Piepoli, 36 years old, who had not tested positive but, as the room-mate of Riccò during the Tour, was sacked by his team for violating the code of ethics "denied everything" after being questioned by CONI.
Both riders were part of a hugely successful first week of the Tour de France for Saunier Duval-Scott. Riccò won stage six in Super Besse, stage nine, and wore the jersey of best young rider for four days before his positive was announced.
Piepoli broke away on stage ten with his team-mate Juan Jose Cobo to give the team a one-two finish on the first major mountain top finish at Hautacam.
All that changed when Riccò, who reportedly tried to evade the anti-doping escort, tested positive for a next-generation EPO called Mircera – a drug which hadn't been detected in anti-doping controls until the Tour.

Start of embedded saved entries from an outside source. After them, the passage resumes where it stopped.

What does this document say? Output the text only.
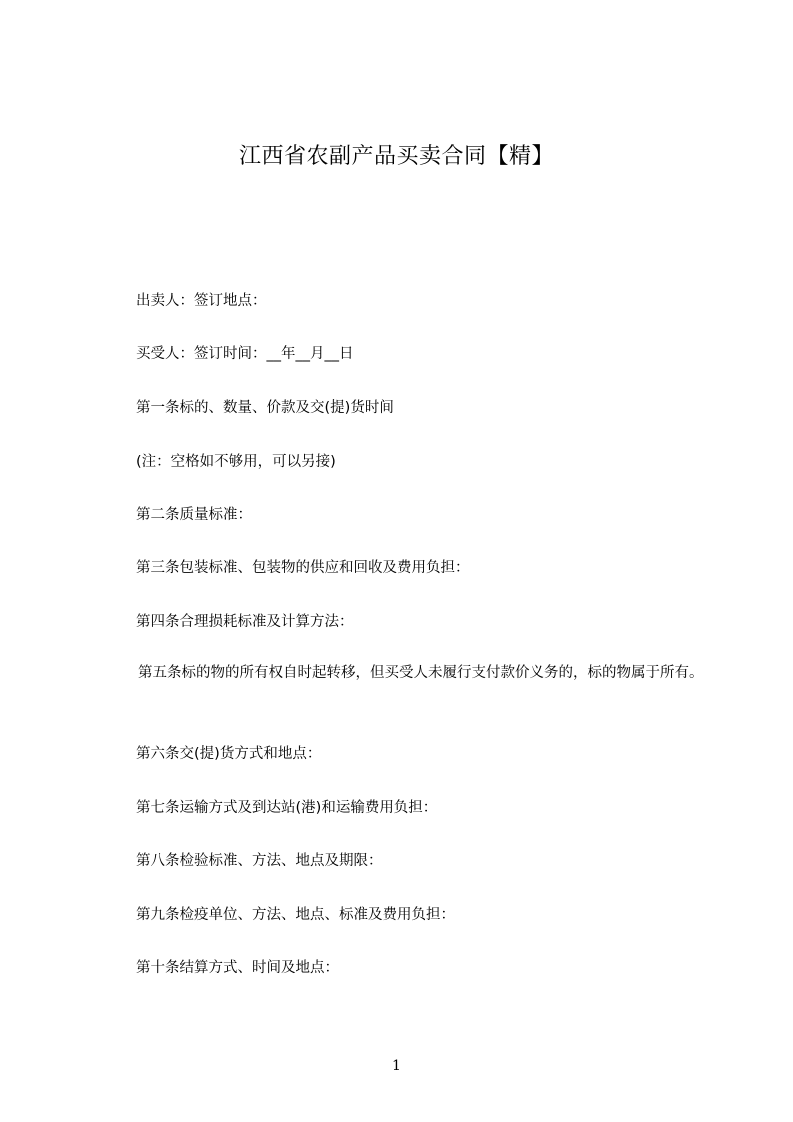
江西省农副产品买卖合同【精】
出卖人：签订地点：
买受人：签订时间：__年__月__日
第一条标的、数量、价款及交(提)货时间
(注：空格如不够用，可以另接)
第二条质量标准：
第三条包装标准、包装物的供应和回收及费用负担：
第四条合理损耗标准及计算方法：
第五条标的物的所有权自时起转移，但买受人未履行支付款价义务的，标的物属于所有。
第六条交(提)货方式和地点：
第七条运输方式及到达站(港)和运输费用负担：
第八条检验标准、方法、地点及期限：
第九条检疫单位、方法、地点、标准及费用负担：
第十条结算方式、时间及地点：
1
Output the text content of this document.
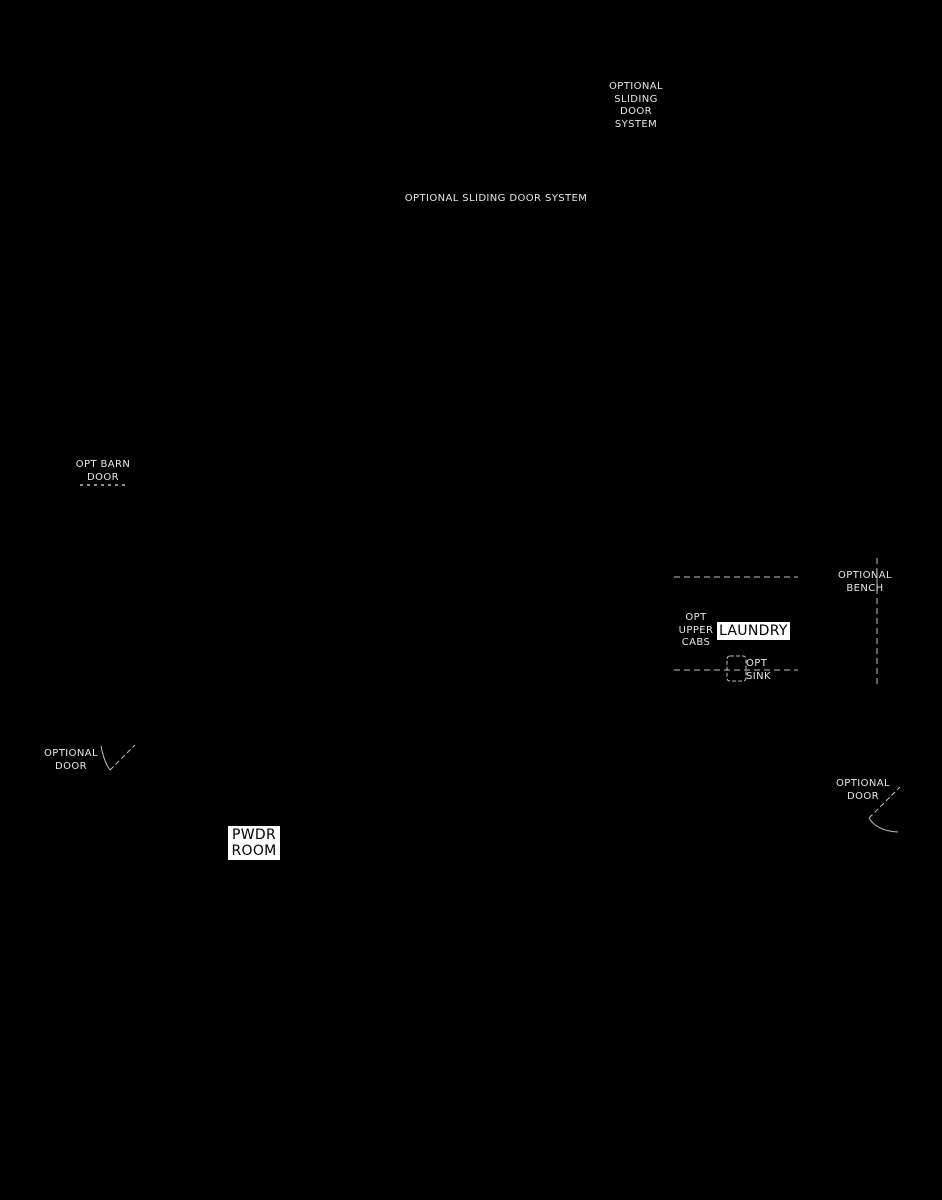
OPTIONAL
SLIDING
DOOR
SYSTEM
OPTIONAL SLIDING DOOR SYSTEM
OPT BARN
DOOR
OPTIONAL
BENCH
OPT
UPPER
CABS
LAUNDRY
OPT
SINK
OPTIONAL
DOOR
OPTIONAL
DOOR
PWDR
ROOM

He initially denied doping, despite being detained by the French authorities and indicted on charges of "use of poisonous substances." But after being interviewed by CONI prosecutor Etorre Torri, Riccò took responsibility for his actions, admitting that he had taken the drug before the Tour. He refused the counter-analysis of his sample.
Riccò insisted that this was the only time he had doped, and that his results from the Giro d'Italia were achieved without drugs, a fact which will be checked by the anti-doping laboratory in Rome. The lab did not have a test for Mircera during the Giro, and intends to re-analyse the samples.
After admitting to using the drug, Riccò said he had been subjected to many doping controls during his time at the Tour de France, but that most of them came back negative, calling the effectiveness of the test into question.
Upon firing both riders and withdrawing the entire squad from the Tour de France, team manager Mauro Gianetti said, "I have personal doubts about Piepoli: after talking with him I felt that he could not be trusted." Piepoli reportedly confessed to having "done the same as Riccardo," a statement which the team's directeur sportif later denied.
Piepoli was called as a witness in the case of Riccò, and said he denied everything when questioned by reporters after his interview with the Italian Olympic Committee (CONI) on Thursday. "I had nothing important to say with regards the hearing. I denied everything," he said according to AFP. "I was questioned only as a witness. I said what I had to say, nothing more, nothing less."
This wasn't the first time Piepoli was taken out of competition under the team's code of ethics. In June, 2007, he tested 'non-negative' for a too-high level of asthma medication in his urine. He was suspended by his team pending the outcome of that investigation.
He was later cleared by the Monaco cycling federation after the Barcelona laboratory failed to determine if the drug was inhaled or injected, and he returned to competition.